In 2002, EIA data indicated that there were 44 coal synfuel plants operating in the United States reporting receipts of 83.1 million short tons of coal. This represented 7.6 percent of U.S. coal production for the year. Of these 44 plants, 36 were located in Appalachia, 7 in the Eastern Interior supply region, and 1 in the West. Since the tax credits are based on the energy content of the finished product, measured in Btus, Section 29 qualified coal synfuels using Appalachian coals as a feedstock are worth considerably more than synfuels using lower-Btu western lignite and sub-bituminous coals as a feedstock. The current Section 29 provides for a production tax credit of approximately $3.00 per barrel of oil equivalent in 1979 dollars, which after adjustment for inflation, equals $6.35 per barrel of oil equivalent in 2002 dollars. Assuming that there are 5.8 million Btu per barrel of oil,11 the tax credit for a qualifying solid synthetic fuel derived from a bituminous coal feedstock from Appalachia had a value of approximately $25 per short ton in 2002. Using this value, the total coal synfuel credit in 2002 for the 83.1 million tons reported to EIA is approximately $2 billion.

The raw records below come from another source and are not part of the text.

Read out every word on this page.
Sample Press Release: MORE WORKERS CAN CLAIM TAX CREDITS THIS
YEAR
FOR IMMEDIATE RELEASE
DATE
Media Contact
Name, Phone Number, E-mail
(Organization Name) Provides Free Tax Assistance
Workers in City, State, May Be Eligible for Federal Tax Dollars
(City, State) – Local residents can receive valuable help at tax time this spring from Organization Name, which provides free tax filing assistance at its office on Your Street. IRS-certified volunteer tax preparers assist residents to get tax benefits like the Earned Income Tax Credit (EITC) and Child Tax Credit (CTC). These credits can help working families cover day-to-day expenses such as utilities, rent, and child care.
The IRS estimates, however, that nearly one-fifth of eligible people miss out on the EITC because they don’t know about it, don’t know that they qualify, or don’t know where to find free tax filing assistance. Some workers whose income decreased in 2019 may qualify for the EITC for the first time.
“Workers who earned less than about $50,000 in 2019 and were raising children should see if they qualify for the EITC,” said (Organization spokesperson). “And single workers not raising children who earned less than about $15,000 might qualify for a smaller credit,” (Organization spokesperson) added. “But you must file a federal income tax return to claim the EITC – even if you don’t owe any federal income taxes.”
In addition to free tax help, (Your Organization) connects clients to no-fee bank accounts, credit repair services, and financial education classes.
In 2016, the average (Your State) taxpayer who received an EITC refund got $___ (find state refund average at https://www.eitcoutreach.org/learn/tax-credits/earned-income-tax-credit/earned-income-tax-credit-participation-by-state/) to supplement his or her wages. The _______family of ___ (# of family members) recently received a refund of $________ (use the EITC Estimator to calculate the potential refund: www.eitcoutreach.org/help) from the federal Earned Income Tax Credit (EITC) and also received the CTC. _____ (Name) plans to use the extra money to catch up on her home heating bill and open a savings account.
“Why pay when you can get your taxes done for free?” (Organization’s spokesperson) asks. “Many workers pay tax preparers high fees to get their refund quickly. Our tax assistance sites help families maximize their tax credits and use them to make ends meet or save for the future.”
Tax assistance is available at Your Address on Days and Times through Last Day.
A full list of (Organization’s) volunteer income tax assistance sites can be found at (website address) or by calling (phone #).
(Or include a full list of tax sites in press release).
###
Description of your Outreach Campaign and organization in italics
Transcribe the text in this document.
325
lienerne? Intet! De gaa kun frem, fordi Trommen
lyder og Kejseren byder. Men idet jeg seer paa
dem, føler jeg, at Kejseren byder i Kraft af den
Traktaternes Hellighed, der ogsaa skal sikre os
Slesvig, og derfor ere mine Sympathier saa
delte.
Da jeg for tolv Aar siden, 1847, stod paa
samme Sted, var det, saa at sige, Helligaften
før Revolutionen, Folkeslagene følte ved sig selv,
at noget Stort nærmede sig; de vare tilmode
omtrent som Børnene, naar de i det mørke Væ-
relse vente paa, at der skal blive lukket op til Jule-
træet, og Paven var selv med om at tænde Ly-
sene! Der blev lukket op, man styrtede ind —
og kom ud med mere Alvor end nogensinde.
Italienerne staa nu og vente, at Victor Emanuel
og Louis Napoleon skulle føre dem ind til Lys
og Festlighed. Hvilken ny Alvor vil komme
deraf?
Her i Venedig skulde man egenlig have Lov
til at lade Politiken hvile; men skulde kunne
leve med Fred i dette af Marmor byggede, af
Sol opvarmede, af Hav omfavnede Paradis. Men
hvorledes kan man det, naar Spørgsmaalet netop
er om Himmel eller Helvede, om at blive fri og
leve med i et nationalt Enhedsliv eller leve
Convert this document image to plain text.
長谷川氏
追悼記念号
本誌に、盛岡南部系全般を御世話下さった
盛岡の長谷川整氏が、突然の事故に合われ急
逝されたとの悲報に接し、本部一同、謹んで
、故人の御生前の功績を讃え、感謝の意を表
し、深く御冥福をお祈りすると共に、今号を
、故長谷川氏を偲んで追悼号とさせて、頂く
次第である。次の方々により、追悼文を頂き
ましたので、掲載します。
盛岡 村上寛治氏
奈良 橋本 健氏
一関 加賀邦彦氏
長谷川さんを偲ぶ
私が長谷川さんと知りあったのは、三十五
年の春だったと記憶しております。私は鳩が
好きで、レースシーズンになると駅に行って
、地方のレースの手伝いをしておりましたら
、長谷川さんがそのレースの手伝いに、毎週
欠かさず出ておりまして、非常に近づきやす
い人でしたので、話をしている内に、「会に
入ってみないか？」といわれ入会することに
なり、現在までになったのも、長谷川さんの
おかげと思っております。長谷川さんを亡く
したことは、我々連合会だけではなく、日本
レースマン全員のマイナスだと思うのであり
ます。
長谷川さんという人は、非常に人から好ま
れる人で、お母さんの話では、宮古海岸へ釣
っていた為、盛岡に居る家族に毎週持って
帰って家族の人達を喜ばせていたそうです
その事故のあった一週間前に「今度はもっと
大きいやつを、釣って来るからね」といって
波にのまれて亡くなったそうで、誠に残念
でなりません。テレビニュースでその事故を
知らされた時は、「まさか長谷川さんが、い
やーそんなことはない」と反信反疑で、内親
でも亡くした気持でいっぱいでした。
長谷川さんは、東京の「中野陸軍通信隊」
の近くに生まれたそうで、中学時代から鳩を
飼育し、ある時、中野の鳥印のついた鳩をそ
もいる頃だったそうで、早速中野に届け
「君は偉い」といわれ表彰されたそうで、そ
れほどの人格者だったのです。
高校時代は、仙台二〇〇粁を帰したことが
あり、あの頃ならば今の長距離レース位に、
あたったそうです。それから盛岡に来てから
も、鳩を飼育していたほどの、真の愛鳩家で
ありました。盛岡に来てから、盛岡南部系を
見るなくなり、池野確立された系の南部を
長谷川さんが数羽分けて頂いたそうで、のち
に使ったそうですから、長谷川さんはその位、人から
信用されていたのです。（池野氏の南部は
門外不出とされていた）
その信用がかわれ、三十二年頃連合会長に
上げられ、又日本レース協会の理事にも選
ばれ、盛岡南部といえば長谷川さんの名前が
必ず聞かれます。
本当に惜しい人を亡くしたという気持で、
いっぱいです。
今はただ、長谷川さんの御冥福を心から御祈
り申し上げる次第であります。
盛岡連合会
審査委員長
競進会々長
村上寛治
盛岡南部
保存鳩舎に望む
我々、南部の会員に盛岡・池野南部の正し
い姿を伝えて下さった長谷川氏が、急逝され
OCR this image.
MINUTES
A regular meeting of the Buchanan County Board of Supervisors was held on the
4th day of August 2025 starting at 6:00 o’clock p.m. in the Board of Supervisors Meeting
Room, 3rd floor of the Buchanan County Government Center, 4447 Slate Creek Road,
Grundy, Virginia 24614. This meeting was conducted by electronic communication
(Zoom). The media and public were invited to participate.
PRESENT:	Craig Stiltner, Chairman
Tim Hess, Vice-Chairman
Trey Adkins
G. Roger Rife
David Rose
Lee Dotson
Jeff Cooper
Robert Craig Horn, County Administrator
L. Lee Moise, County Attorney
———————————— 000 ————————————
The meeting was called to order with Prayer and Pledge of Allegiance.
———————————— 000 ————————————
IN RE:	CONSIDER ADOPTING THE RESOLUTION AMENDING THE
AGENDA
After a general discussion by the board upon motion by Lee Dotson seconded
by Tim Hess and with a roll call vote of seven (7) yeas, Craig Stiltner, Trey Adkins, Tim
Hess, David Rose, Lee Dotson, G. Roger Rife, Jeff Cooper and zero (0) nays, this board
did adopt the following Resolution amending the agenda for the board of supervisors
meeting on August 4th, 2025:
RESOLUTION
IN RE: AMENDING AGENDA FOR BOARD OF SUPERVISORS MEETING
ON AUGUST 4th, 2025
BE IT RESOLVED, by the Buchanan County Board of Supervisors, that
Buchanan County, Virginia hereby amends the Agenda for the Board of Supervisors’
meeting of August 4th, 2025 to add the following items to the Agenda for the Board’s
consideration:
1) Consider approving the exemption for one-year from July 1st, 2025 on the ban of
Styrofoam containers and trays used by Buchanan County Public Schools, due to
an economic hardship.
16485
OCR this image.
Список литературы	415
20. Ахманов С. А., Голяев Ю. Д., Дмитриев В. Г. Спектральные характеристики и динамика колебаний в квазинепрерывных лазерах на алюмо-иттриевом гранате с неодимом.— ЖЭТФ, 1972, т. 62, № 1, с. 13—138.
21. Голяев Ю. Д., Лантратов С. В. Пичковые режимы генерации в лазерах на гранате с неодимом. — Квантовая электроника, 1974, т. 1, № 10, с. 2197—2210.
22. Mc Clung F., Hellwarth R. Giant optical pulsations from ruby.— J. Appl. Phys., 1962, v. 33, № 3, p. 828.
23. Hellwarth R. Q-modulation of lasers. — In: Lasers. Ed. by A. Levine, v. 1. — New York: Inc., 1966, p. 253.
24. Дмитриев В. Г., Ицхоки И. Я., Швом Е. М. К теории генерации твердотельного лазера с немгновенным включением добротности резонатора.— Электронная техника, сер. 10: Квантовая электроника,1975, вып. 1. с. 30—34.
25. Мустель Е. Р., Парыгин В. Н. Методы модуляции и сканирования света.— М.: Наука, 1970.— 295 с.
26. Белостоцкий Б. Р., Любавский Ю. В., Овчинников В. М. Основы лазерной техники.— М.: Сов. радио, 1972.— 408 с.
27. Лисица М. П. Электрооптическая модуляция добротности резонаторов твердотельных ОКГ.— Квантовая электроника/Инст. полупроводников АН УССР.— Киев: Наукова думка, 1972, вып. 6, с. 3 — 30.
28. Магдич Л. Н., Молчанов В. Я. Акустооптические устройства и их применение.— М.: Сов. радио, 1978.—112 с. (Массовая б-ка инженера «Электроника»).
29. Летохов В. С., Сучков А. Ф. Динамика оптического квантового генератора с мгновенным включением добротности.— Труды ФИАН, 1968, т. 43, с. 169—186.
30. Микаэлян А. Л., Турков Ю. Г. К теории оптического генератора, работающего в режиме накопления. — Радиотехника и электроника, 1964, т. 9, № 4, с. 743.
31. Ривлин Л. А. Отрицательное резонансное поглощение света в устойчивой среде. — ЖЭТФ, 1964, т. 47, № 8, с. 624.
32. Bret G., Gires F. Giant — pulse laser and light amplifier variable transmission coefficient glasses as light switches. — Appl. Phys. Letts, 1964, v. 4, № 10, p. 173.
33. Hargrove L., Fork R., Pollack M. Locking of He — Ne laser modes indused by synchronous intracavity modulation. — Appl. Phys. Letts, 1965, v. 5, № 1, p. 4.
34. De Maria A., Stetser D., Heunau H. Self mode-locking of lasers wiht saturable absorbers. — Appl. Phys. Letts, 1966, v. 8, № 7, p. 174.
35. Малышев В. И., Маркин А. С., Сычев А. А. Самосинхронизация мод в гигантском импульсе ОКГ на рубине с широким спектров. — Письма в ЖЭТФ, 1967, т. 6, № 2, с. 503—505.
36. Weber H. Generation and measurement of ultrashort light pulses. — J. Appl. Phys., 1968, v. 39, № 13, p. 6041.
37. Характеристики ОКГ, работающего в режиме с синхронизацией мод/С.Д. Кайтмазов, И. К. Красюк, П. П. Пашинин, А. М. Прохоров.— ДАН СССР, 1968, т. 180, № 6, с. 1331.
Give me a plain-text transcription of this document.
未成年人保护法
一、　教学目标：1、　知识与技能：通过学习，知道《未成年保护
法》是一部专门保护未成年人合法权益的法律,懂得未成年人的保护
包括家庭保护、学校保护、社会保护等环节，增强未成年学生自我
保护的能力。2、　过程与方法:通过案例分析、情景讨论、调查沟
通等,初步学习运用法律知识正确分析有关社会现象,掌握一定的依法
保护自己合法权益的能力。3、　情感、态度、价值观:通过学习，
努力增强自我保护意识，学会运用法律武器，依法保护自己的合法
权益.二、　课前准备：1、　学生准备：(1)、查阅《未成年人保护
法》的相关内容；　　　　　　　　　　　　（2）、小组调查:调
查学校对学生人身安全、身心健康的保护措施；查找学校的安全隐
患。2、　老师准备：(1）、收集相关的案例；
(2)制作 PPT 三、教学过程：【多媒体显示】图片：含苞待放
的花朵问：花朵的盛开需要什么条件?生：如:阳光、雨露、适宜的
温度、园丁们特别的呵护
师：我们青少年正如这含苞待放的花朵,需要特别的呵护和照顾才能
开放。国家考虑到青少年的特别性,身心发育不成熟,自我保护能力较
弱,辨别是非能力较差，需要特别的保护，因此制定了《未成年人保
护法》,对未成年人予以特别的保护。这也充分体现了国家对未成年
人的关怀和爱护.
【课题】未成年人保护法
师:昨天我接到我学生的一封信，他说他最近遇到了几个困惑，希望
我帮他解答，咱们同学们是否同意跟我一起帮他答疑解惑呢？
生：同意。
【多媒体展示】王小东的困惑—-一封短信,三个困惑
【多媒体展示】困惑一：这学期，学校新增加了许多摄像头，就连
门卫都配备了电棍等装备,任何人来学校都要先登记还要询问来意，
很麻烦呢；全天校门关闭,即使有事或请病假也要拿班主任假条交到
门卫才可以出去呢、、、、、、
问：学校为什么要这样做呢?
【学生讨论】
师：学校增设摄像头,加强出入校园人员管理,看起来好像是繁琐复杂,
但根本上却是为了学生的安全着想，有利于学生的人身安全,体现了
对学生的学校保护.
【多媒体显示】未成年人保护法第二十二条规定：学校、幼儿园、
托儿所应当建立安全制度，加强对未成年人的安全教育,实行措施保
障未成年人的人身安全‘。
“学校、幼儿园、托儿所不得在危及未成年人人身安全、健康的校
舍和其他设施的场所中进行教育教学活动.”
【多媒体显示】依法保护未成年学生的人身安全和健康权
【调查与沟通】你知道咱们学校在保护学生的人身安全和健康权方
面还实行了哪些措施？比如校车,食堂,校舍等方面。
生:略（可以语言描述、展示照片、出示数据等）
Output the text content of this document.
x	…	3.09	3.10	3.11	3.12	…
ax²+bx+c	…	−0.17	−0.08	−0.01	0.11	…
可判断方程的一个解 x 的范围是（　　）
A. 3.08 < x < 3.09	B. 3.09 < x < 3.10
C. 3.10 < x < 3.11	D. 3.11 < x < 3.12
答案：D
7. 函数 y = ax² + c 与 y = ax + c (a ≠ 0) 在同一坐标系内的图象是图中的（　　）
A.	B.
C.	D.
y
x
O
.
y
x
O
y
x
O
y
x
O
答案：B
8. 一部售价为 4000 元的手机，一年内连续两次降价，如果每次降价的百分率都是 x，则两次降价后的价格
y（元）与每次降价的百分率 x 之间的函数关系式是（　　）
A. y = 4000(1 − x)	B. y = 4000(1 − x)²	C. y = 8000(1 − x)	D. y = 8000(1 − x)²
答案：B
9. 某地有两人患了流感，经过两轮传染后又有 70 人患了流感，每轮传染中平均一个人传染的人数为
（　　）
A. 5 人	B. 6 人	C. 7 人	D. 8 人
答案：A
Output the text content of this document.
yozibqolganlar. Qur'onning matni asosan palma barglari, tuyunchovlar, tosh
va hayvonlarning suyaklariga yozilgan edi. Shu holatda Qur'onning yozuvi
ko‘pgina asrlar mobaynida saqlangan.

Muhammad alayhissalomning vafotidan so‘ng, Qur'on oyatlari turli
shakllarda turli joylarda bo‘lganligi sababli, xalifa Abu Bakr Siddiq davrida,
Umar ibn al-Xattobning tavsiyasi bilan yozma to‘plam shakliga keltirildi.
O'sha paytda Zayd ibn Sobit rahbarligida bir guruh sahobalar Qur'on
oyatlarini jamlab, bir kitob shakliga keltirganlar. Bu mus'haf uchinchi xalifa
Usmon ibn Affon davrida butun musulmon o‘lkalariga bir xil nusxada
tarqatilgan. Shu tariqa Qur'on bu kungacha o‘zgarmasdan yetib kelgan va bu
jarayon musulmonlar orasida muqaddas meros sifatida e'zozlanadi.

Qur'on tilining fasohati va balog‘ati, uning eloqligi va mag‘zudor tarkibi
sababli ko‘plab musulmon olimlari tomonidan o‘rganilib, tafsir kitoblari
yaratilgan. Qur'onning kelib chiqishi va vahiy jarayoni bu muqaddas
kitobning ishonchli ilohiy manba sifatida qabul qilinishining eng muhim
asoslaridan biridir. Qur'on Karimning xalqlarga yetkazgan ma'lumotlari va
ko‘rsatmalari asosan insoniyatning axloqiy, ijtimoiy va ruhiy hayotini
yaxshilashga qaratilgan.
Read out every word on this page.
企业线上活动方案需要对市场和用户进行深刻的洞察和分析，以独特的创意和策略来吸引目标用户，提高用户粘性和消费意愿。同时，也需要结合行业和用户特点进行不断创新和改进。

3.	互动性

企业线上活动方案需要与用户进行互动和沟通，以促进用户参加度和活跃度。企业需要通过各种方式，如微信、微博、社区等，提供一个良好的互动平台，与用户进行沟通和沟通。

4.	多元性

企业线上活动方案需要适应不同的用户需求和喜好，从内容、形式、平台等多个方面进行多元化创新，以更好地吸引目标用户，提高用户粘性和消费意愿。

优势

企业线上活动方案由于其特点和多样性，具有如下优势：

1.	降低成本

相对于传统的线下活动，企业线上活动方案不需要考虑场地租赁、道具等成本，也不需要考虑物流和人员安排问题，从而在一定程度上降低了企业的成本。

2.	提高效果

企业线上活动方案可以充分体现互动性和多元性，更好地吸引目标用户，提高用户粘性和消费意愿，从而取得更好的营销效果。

The tax credit provisions set forth in Section 1345 extend the tax credit for coal and waste coal to new faculties coming on-line after the enactment of the legislation and prior to January 1, 2008. Qualified new facilities will be eligible to receive a Section 29 tax credit for the first 5 years of operation. Relative to the current Section 29 guidelines, the new guidelines for qualifying coal synfuel facilities are substantially more restrictive. Covered facilities under the newly proposed guidelines require: 1) a 20-percent reduction in the emissions of nitrogen oxides and either sulfur dioxide or mercury compared to the emissions released when burning the original feedstock coal or comparable coal; 2) the refined coal product must be at least 50 percent higher in economic value than the feedstock; and 3) the facility cannot be any advanced clean coal technology unit.12 In addition, the new guidelines reset the production tax credit to $3.00 per barrel of oil equivalent in 2002 dollars, with annual adjustments for inflation to commence in 2003. This last change reduces the value of the credit by more than half from its 2002 level.
Coal-to-liquids (CTL) conversion is not generally competitive with petroleum-based fuels unless the world oil price is greater than $30 per barrel. If world oil prices fail to reach that level, the effects of Section 1345 with a relatively small daily limit allowed for the tax credit13 would be insignificant to help overcome the economic barrier for the commercialization of CTL.
EIA is not able to provide a specific estimate of the impacts of the extended tax credits for coal synfuels derived from coal or waste coal. However, with a reduction in the credit value of more than 50 percent and a tightening of the qualification requirements, use of the credit is expected to be substantially below the $2 billion estimated for 2002.